When I got married, I thought about all the “firsts” I’d now experienced for the last time. I’d had my last first date, my last first kiss, my last first impression of a potential significant other. And now that my husband and I have decided that our family is complete, I’m going through my last firsts with my children.
Even though Katie is not quite 5 months old, I’ve already had some last firsts: I’ve changed my last size 1 diaper, I’ve done my last breastfeeding, I’ve picked out my last newborn-sized baby outfit, I’ve seen my last first rolling over, I’ve seen my last first attempt at a crawl, and as of today I’ve fed my last first bite of solid food. Soon to come is the last first crawl, the last first step, the last first word. Before I know it, it’ll be my last first day at daycare, my last first day at school, my last first dropoff at college.
Firsts are exciting because they are so full of potential. The first date could turn out to be the beginning of an important relationship, the first kiss could turn out to be the most amazing kiss ever, the first step could lead to a career as an Olympic sprinter, the first day of school could start an education that ends with an M.D. or a Ph.D. The unknown is a completely blank slate. There’s a thrill in the unknown because it could turn out to be anything. The uncertainty leaves the possibility of both disaster and something fabulous.

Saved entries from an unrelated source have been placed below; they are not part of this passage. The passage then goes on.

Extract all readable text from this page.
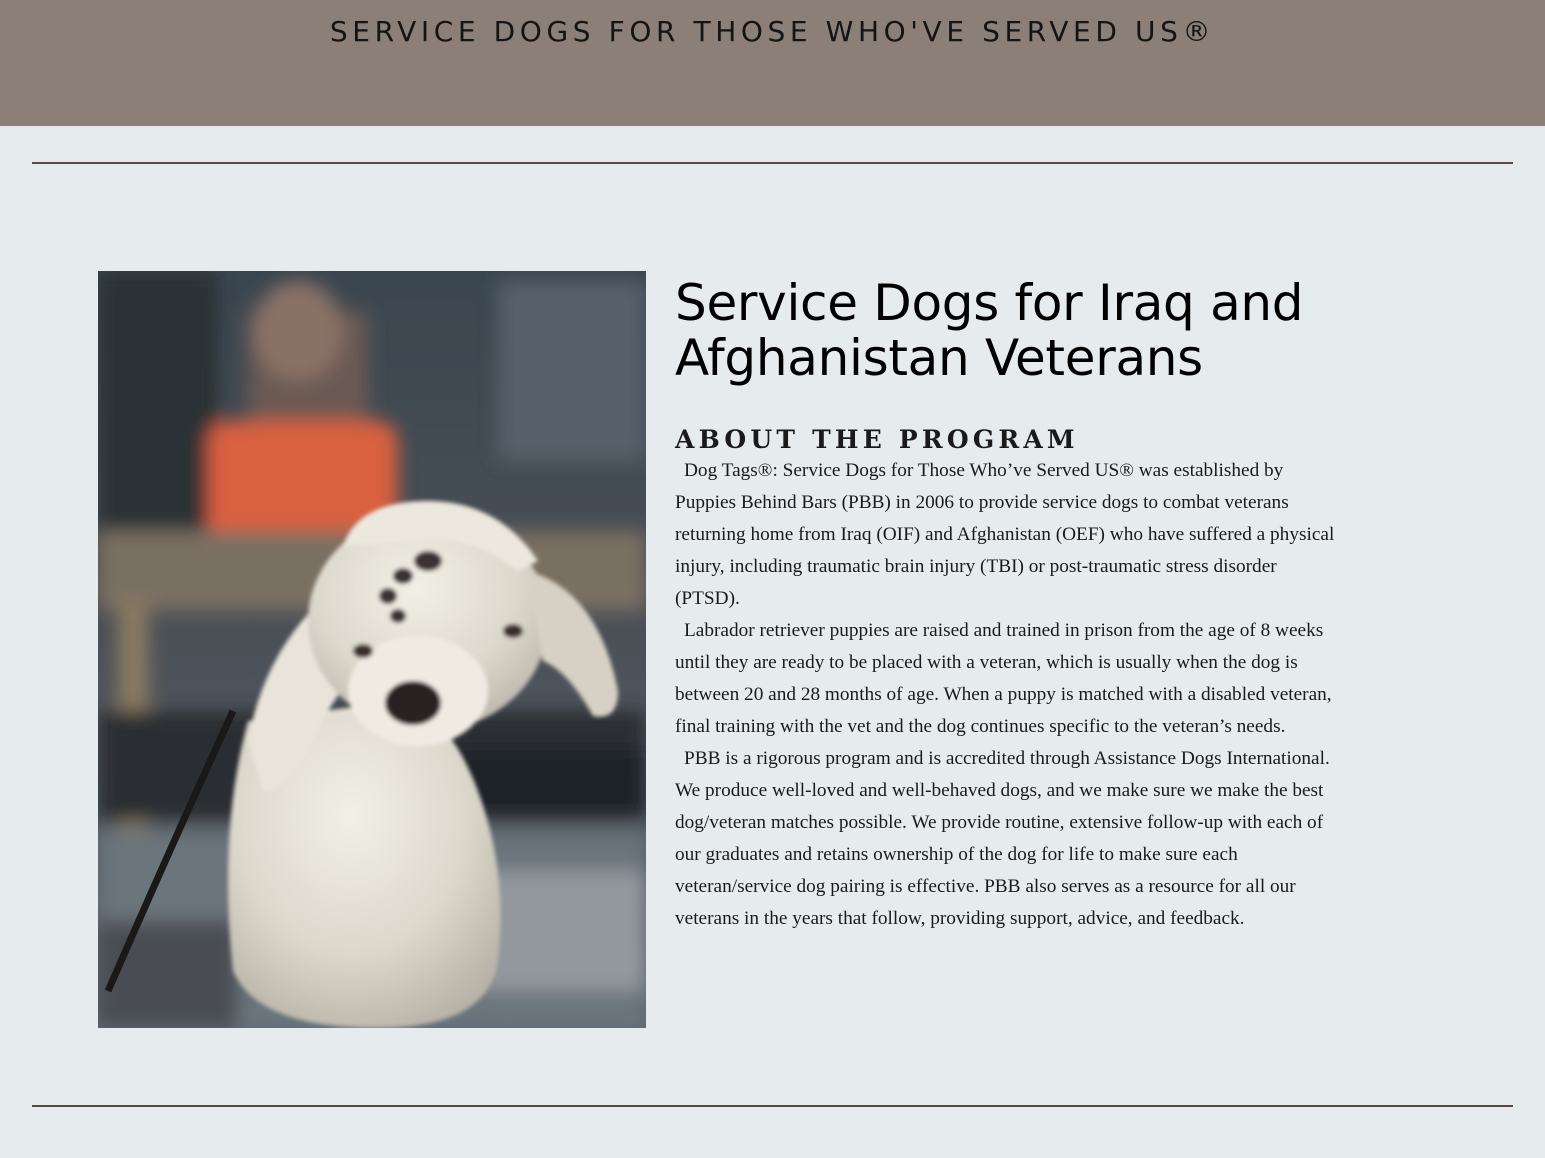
SERVICE DOGS FOR THOSE WHO'VE SERVED US®
Service Dogs for Iraq and Afghanistan Veterans
ABOUT THE PROGRAM

Dog Tags®: Service Dogs for Those Who’ve Served US® was established by Puppies Behind Bars (PBB) in 2006 to provide service dogs to combat veterans returning home from Iraq (OIF) and Afghanistan (OEF) who have suffered a physical injury, including traumatic brain injury (TBI) or post-traumatic stress disorder (PTSD).

Labrador retriever puppies are raised and trained in prison from the age of 8 weeks until they are ready to be placed with a veteran, which is usually when the dog is between 20 and 28 months of age. When a puppy is matched with a disabled veteran, final training with the vet and the dog continues specific to the veteran’s needs.

PBB is a rigorous program and is accredited through Assistance Dogs International. We produce well-loved and well-behaved dogs, and we make sure we make the best dog/veteran matches possible. We provide routine, extensive follow-up with each of our graduates and retains ownership of the dog for life to make sure each veteran/service dog pairing is effective. PBB also serves as a resource for all our veterans in the years that follow, providing support, advice, and feedback.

But there’s a different kind of thrill in a last first. The comfort of the familiar, the known, the trusted. In a relationship, the excitement of the unknown in a first kiss is replaced with the comforting knowledge that the kiss will be welcomed and loved despite your garlic breath or smudged lipstick. The excitement of wondering whether the first “I love you” will be returned is replaced with the sweet knowledge that you are loved whether or not the “I love you” is spoken aloud. With children, each first moves their unseen potential closer to something tangible. The first step is a step toward independence from Mom and Dad. The first word is a step toward expressing the child’s thoughts and feelings to you and to the world. The first day of school is a step toward becoming a productive adult. The potential to become anything becomes slowly narrowed – but it is exciting because it means your child is becoming a unique individual with his or her own skills, preferences, and interests, unlike any other human being that has ever lived or will ever live.
And it doesn’t get any more exciting than that!